Lilly: Implementing SAS Drug Development

Notes from the 23rd DIA CDM Conference

Susan Duke of GSK chaired a session on Tuesday, March 18th, called "Statistical Computing Environments: Collaboration through Metadata, People, Process and Software." During this session, Christopher Colangelo, Associate Senior Statistician, presented Eli Lilly's effort to implement SAS Drug Development (SDD) as a centralized but globally available repository for clinical data.

But first, and for those unfamiliar with this relatively new concept, a Statistical Computing Environment (SCE) is a combination of hardware, software and processes, that enable the collection, management, analysis, and transparency of operational data within a life sciences environment performed in compliance with government regulations and operating best practices. From a technical perspective, it is also an extension of a relatively new software category called "Clinical Data Repository" or CDR.

You can learn more about both SCE and CDR via the following posts on this web site:

At Lilly, the selection of SDD arose from the recognition that internal staff in Data Management, Data Delivery, Statistics, Medical Communications and external partners such as CROs needed an environment that would allow for greater collaboration within a secure environment.

From an operational standpoint, the system had to:

  • Control the storage of all clinical data regardless of source
  • Support the creation, editing and execution of statistical programs
  • Allow reports to be generated and distributed to all stakeholders
  • Enable browsing and retrieval of data and related metadata
  • Facilitate internal and external collaboration globally

The implementation was done in a phased manner starting with a production pilot. The initial experience allowed the project team to control risk by surfacing and addressing issues that would have to be solved prior to a general roll-out of the system. It also enabled the creation of a small team of experts who could then be called on to help with system training and adoption to the larger user community. Last, but not least, the phased approach allowed Lilly to avoid "burning its bridges" by making sure that the new system would perform as expected prior to the old system being shut down.

The first two phases of the implementation, each lasting roughly 6 months and focused on the US, Canada and India, began in the 3rd quarter of 2007 and will be completed in the 2nd quarter of 2008. As of March 2008, the system has almost 250 users. Europe and Australia will be brought on line in the 3rd quarter of 2008 and Japan by the end of the year. It is expected that the system will have about 600 users by October 2008.

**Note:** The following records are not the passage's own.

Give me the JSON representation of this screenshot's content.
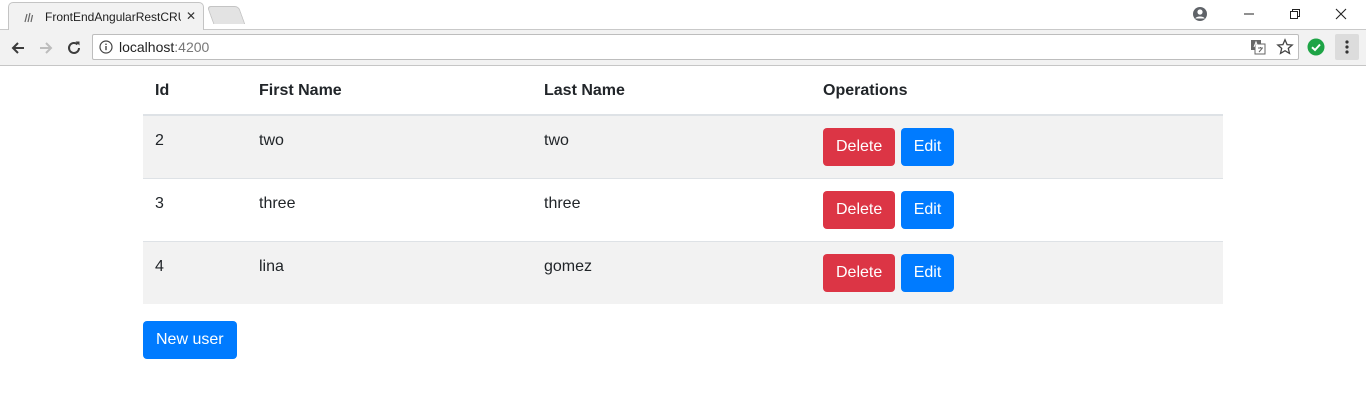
{
  "browser": {
    "tab_title": "FrontEndAngularRestCRUD",
    "tab_close": "✕",
    "url_host": "localhost",
    "url_port": ":4200"
  },
  "table": {
    "headers": {
      "id": "Id",
      "first_name": "First Name",
      "last_name": "Last Name",
      "operations": "Operations"
    },
    "rows": [
      {
        "id": "2",
        "first_name": "two",
        "last_name": "two",
        "delete_label": "Delete",
        "edit_label": "Edit"
      },
      {
        "id": "3",
        "first_name": "three",
        "last_name": "three",
        "delete_label": "Delete",
        "edit_label": "Edit"
      },
      {
        "id": "4",
        "first_name": "lina",
        "last_name": "gomez",
        "delete_label": "Delete",
        "edit_label": "Edit"
      }
    ]
  },
  "actions": {
    "new_user_label": "New user"
  },
  "colors": {
    "danger": "#dc3545",
    "primary": "#007bff",
    "stripe": "#f2f2f2"
  }
}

With the recognition that the new system would be mission-critical, the project team and the Sponsor made sure that several critical success factors were in play. These are:

  • Alignment and advocacy from upper management
  • A strong partnership between Lilly and SAS Institute (the software vendor)
  • Earmarked resources from IT, Data Management and Statistics
  • Unprecedented collaboration between the "business" and IT

Although the project is still in progress, Lilly has already recognized several benefits from the implementation including:

  • Tighter security & control than the LAN being replaced
  • Ability to integrate existing systems and enable others
  • Centrally-located clinical data
  • Fewer systems/platforms to maintain/support
  • Streamlined approvals / E-approvals
  • Streamlined code validation
  • Streamlined data flow
  • Reduced CPU time for execution of some SAS jobs
  • Scheduled job execution

To his credit, Mr. Colangelo also pointed out several system adoption issues that will need to be addressed in the future. Some of the "soft" issues were:

  • a reluctance to do program development directly in SDD
  • concerns about performance in a server-based (rather than PC-based) SAS environment
  • enthusiasm vs. dismay having to work in a non-Unix environment
  • excitement vs. reluctance going to a new environment

Some of the "hard" issues were:

  • the inability to develop or execute programs other than SAS
  • the lack of workflow/process tools/methods

While it is too early to tell how well management and user expectations will be met by the system once in use by all stakeholders, the project team should be commended for taking a methodical but deliberate approach to implementation and for giving proper weight to technical, business, process and cultural issues.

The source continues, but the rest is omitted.